Chapter 15 - Kesempatan 1

Membantu dan dibantu adalah unsur yang tidak bisa dipisahkan dalam kehidupan. Entah itu perempuan dengan laki-laki, orang tua dengan anak-anak, maupun manusia dengan spesies lain. Dari sekolah, kita sudah diajarkan macam-macam hubungan semacam mutualisme.

Terkadang, kita tidak bisa memilih dengan siapa akan bekerja sama, satu-satunya cara untuk menyelesaikan masalah itu adalah dengan menurunkan egoisme dan saling menghargai satu sama lain.

"..."

Tapi, kalau bisa aku gak mau dia tahu.

Tidak peduli itu Rafan dengan kemampuan yang diakuinya sama dengan Kirania, aib tetaplah aib. Gadis itu tentu saja masih menganggap masturbasi adalah kegiatan privasi, jadi dia tidak ingin bergantung pada Rafan.

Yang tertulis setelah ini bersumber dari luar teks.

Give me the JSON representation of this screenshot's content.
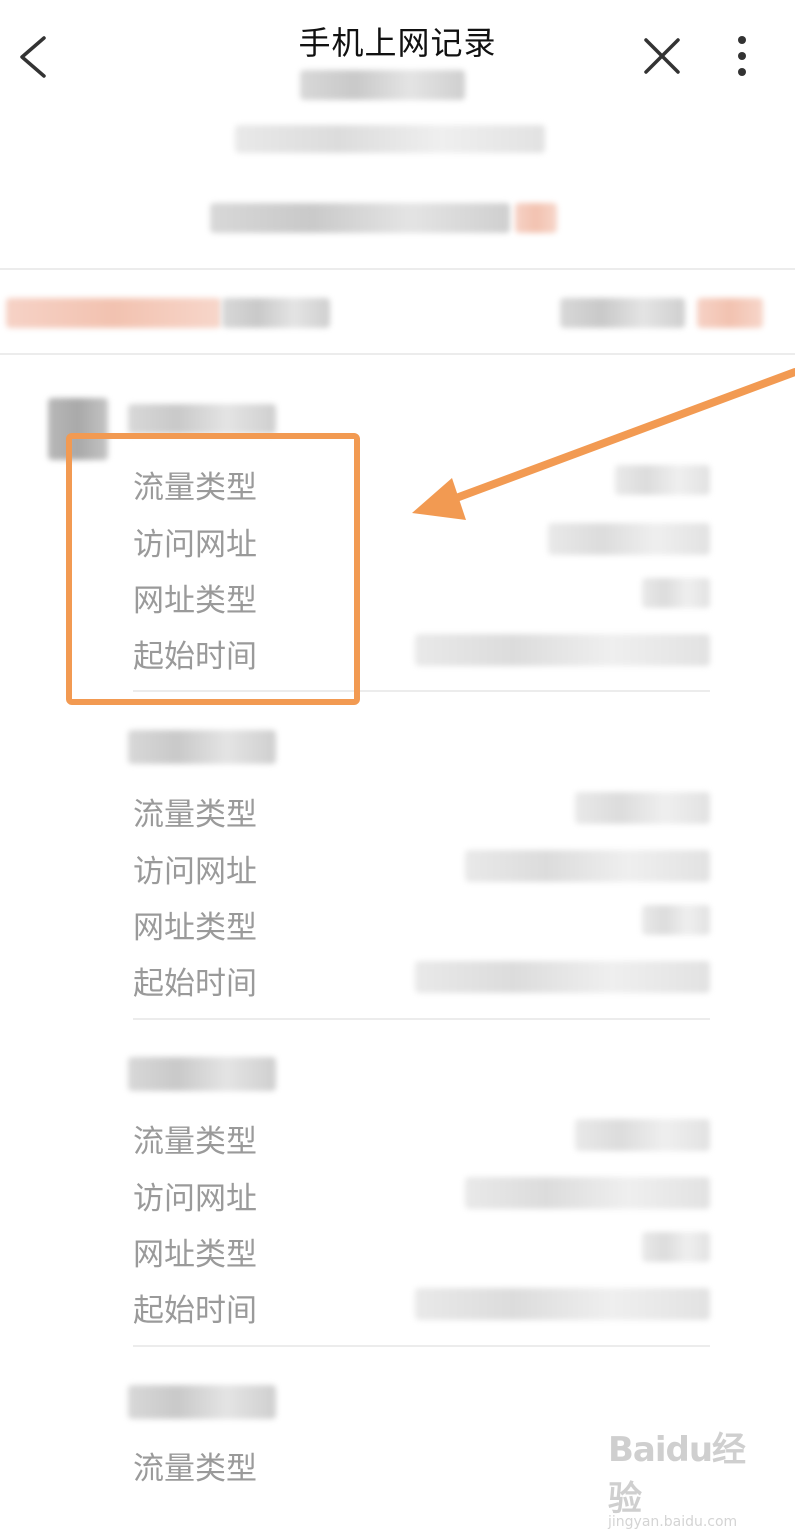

Setelah percakapan berakhir, mereka pun mengikuti kegiatan belajar mengajar layaknya siswa biasa. Selama itu juga, kutukan hebat Kirania belum kambuh kembali.

Berbeda ketika mereka berdua saling bicara dan teriak, situasi dan hubungan antara Kirania dan Rafan malah merenggang ketika di depan teman-teman sekelasnya. Kirania merasa canggung untuk bicara pada Rafan, dan Rafan sendiri tidak bicara ketika dia tidak punya keperluan.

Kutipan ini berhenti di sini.